]> git.proxmox.com Git - mirror_ubuntu-kernels.git/commitdiff
bnxt_en: implement hw health reporter
authorKalesh AP <kalesh-anakkur.purayil@broadcom.com>
Sat, 5 Mar 2022 08:54:41 +0000 (03:54 -0500)
committerDavid S. Miller <davem@davemloft.net>
Sat, 5 Mar 2022 11:16:56 +0000 (11:16 +0000)
This reporter will report NVM errors which are non-fatal.

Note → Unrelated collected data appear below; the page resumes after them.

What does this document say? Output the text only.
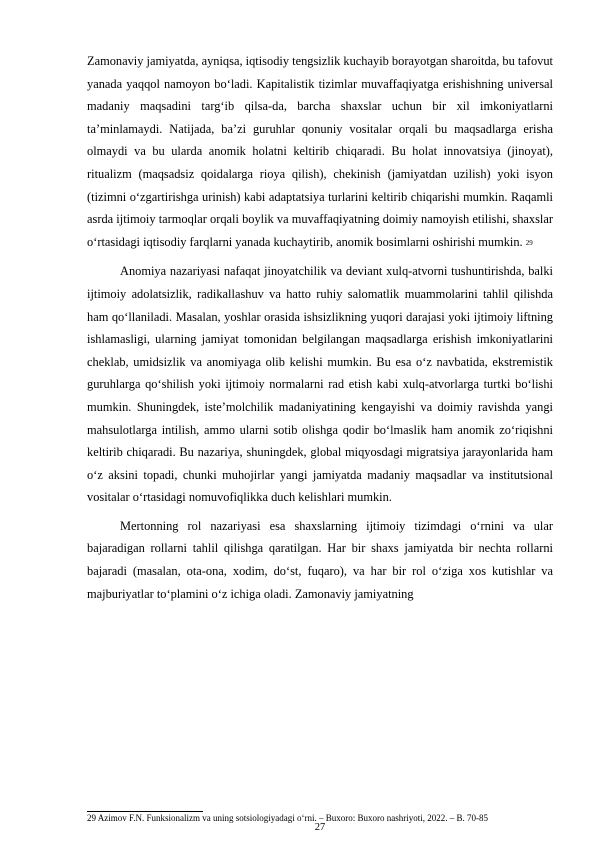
Zamonaviy jamiyatda, ayniqsa, iqtisodiy tengsizlik kuchayib borayotgan sharoitda, bu tafovut yanada yaqqol namoyon bo‘ladi. Kapitalistik tizimlar muvaffaqiyatga erishishning universal madaniy maqsadini targ‘ib qilsa-da, barcha shaxslar uchun bir xil imkoniyatlarni ta’minlamaydi. Natijada, ba’zi guruhlar qonuniy vositalar orqali bu maqsadlarga erisha olmaydi va bu ularda anomik holatni keltirib chiqaradi. Bu holat innovatsiya (jinoyat), ritualizm (maqsadsiz qoidalarga rioya qilish), chekinish (jamiyatdan uzilish) yoki isyon (tizimni o‘zgartirishga urinish) kabi adaptatsiya turlarini keltirib chiqarishi mumkin. Raqamli asrda ijtimoiy tarmoqlar orqali boylik va muvaffaqiyatning doimiy namoyish etilishi, shaxslar o‘rtasidagi iqtisodiy farqlarni yanada kuchaytirib, anomik bosimlarni oshirishi mumkin. $^{29}$

Anomiya nazariyasi nafaqat jinoyatchilik va deviant xulq-atvorni tushuntirishda, balki ijtimoiy adolatsizlik, radikallashuv va hatto ruhiy salomatlik muammolarini tahlil qilishda ham qo‘llaniladi. Masalan, yoshlar orasida ishsizlikning yuqori darajasi yoki ijtimoiy liftning ishlamasligi, ularning jamiyat tomonidan belgilangan maqsadlarga erishish imkoniyatlarini cheklab, umidsizlik va anomiyaga olib kelishi mumkin. Bu esa o‘z navbatida, ekstremistik guruhlarga qo‘shilish yoki ijtimoiy normalarni rad etish kabi xulq-atvorlarga turtki bo‘lishi mumkin. Shuningdek, iste’molchilik madaniyatining kengayishi va doimiy ravishda yangi mahsulotlarga intilish, ammo ularni sotib olishga qodir bo‘lmaslik ham anomik zo‘riqishni keltirib chiqaradi. Bu nazariya, shuningdek, global miqyosdagi migratsiya jarayonlarida ham o‘z aksini topadi, chunki muhojirlar yangi jamiyatda madaniy maqsadlar va institutsional vositalar o‘rtasidagi nomuvofiqlikka duch kelishlari mumkin.

Mertonning rol nazariyasi esa shaxslarning ijtimoiy tizimdagi o‘rnini va ular bajaradigan rollarni tahlil qilishga qaratilgan. Har bir shaxs jamiyatda bir nechta rollarni bajaradi (masalan, ota-ona, xodim, do‘st, fuqaro), va har bir rol o‘ziga xos kutishlar va majburiyatlar to‘plamini o‘z ichiga oladi. Zamonaviy jamiyatning

29 Azimov F.N. Funksionalizm va uning sotsiologiyadagi o‘rni. – Buxoro: Buxoro nashriyoti, 2022. – B. 70-85
27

When we receive these NVM error events, we'll report it
through this new hw health reporter.

Reviewed-by: Edwin Peer <edwin.peer@broadcom.com>
Signed-off-by: Kalesh AP <kalesh-anakkur.purayil@broadcom.com>
Signed-off-by: Michael Chan <michael.chan@broadcom.com>
Signed-off-by: David S. Miller <davem@davemloft.net>
drivers/net/ethernet/broadcom/bnxt/bnxt.c
drivers/net/ethernet/broadcom/bnxt/bnxt.h
drivers/net/ethernet/broadcom/bnxt/bnxt_devlink.c
drivers/net/ethernet/broadcom/bnxt/bnxt_devlink.h

index 2de02950086fbf4bbcdb792cf6370f632c5859cc..63b8fc4f9d42748985563431f8fef47644018dc0 100644 (file)
@@ -2061,6 +2061,22 @@ static void bnxt_event_error_report(struct bnxt *bp, u32 data1, u32 data2)
        case ASYNC_EVENT_CMPL_ERROR_REPORT_BASE_EVENT_DATA1_ERROR_TYPE_DOORBELL_DROP_THRESHOLD:
                netdev_warn(bp->dev, "One or more MMIO doorbells dropped by the device!\n");
                break;
+       case ASYNC_EVENT_CMPL_ERROR_REPORT_BASE_EVENT_DATA1_ERROR_TYPE_NVM: {
+               struct bnxt_hw_health *hw_health = &bp->hw_health;
+
+               hw_health->nvm_err_address = EVENT_DATA2_NVM_ERR_ADDR(data2);
+               if (EVENT_DATA1_NVM_ERR_TYPE_WRITE(data1)) {
+                       hw_health->synd = BNXT_HW_STATUS_NVM_WRITE_ERR;
+                       hw_health->nvm_write_errors++;
+               } else if (EVENT_DATA1_NVM_ERR_TYPE_ERASE(data1)) {
+                       hw_health->synd = BNXT_HW_STATUS_NVM_ERASE_ERR;
+                       hw_health->nvm_erase_errors++;
+               } else {
+                       hw_health->synd = BNXT_HW_STATUS_NVM_UNKNOWN_ERR;
+               }
+               set_bit(BNXT_FW_NVM_ERR_SP_EVENT, &bp->sp_event);
+               break;
+       }
        default:
                netdev_err(bp->dev, "FW reported unknown error type %u\n",
                           err_type);
@@ -11887,6 +11903,9 @@ static void bnxt_sp_task(struct work_struct *work)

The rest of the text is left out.